In her debut novel JOURNEYING HOME, author Emily Saxe Nydam has created a touching drama. The action bifurcates between Lizzy (who begins life stuck on a farm in turn-of-the-century Virginia) and Gwen (living in present-day Massachusetts). Lizzy’s background is deprived and terrible—she and a younger sister are preyed upon by her “ruined with whiskey” father—but a love for reading and a chance encounter with an older woman living in the community, who requires help caring for her elderly parents, puts the youngster on a path that will shortly take her into higher education and nursing. This leads to the Western Front of The Great War, where she tends to the wounds of horribly injured soldiers. Gwen’s travails are more workaday: she, a mother of one adult son, has a comfortable life but is in the middle of a divorce. However, she finds herself the guardian of her great aunt Lizzy’s memory. Nydam’s prose is an effortless read, and there is a noticeable flair for naturalistic dialogue appropriate to the era.
The main drawbacks are not stylistic but structural. In this type of narrative, the ability to ensure the characters’ stories are equally compelling is important. As there is so much more going on in Lizzy’s life than in Gwen’s—the latter even acknowledges that she “hadn’t had many adventures”—Nydam attempts to fill the gap by having her track down Lizzy’s voluminous personal papers in an archive. These sections do have their attractions; anyone familiar with the business of doing research in a record office or library will know the thrill of the chase, the excitement of discovery. But while the incremental way in which Lizzy gets her start in life is nicely constructed, there is a hint of contrivance in the mechanisms by which Lizzy’s love triangle and Gwen’s post-divorce romance occur.
Thankfully, this does not militate against the novel’s rhetorical power.
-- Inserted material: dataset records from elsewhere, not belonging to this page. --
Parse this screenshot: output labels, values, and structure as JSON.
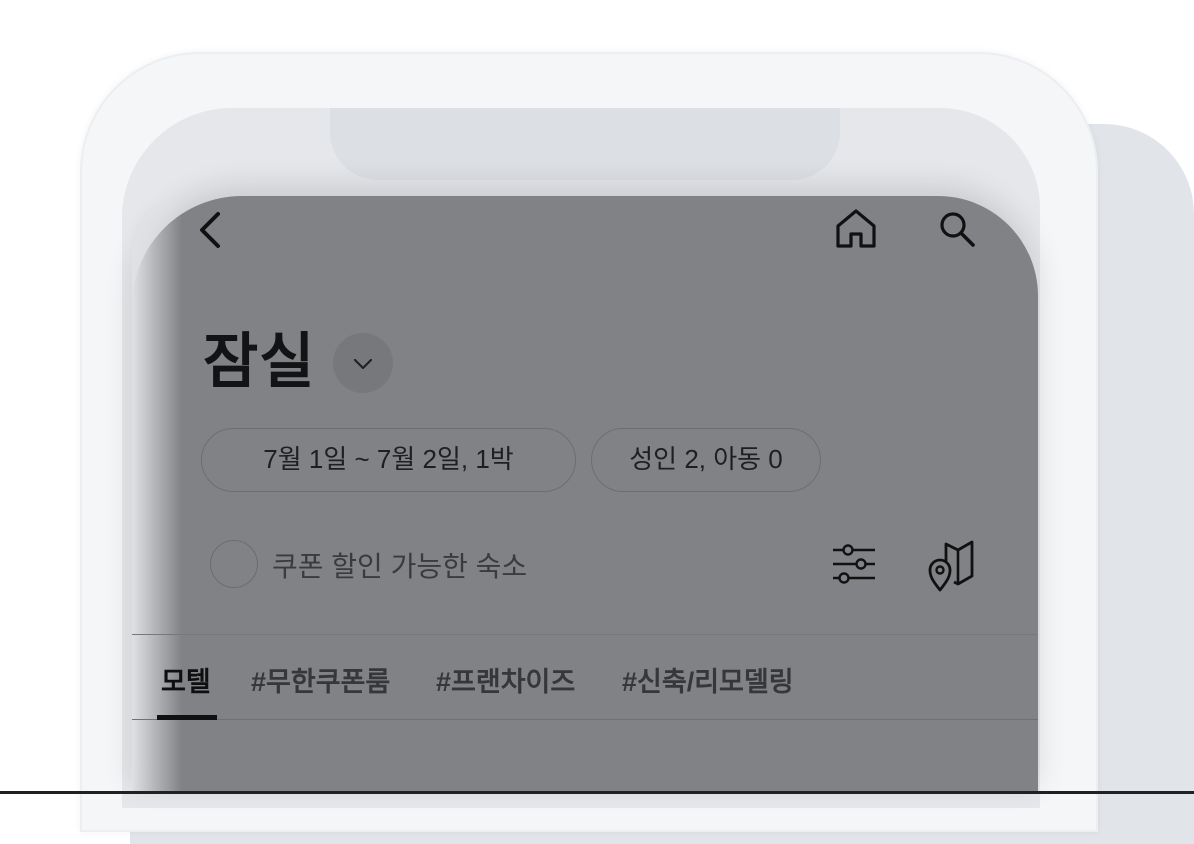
{
  "header": {
    "back_icon": "chevron-left-icon",
    "home_icon": "home-icon",
    "search_icon": "search-icon"
  },
  "location": {
    "title": "잠실",
    "dropdown_icon": "chevron-down-icon"
  },
  "filters": {
    "date_range": "7월 1일 ~ 7월 2일, 1박",
    "guests": "성인 2, 아동 0"
  },
  "coupon": {
    "label": "쿠폰 할인 가능한 숙소",
    "checked": false
  },
  "tools": {
    "filter_icon": "sliders-icon",
    "map_icon": "map-pin-icon"
  },
  "tabs": [
    {
      "label": "모텔",
      "active": true
    },
    {
      "label": "#무한쿠폰룸",
      "active": false
    },
    {
      "label": "#프랜차이즈",
      "active": false
    },
    {
      "label": "#신축/리모델링",
      "active": false
    }
  ],
  "colors": {
    "overlay": "#808285",
    "text_primary": "#121314",
    "page_bg": "#ffffff"
  }
}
Themes of obligation and innocence loom large in both Lizzy’s and Gwen’s stories—the former’s tryst with an injured soldier has a predictable outcome—and what lingers afterward is a sense not of fate, exactly, but of individual wills working to battle the whims of chance. That is all that any of us can do, and it is Nydam’s achievement to recognize that we are what we make of ourselves in spite of that.
Emily Saxe Nydam’s JOURNEYING HOME is an absorbing family drama that successfully explores how the lives of two women separated by 100 years of history intertwine.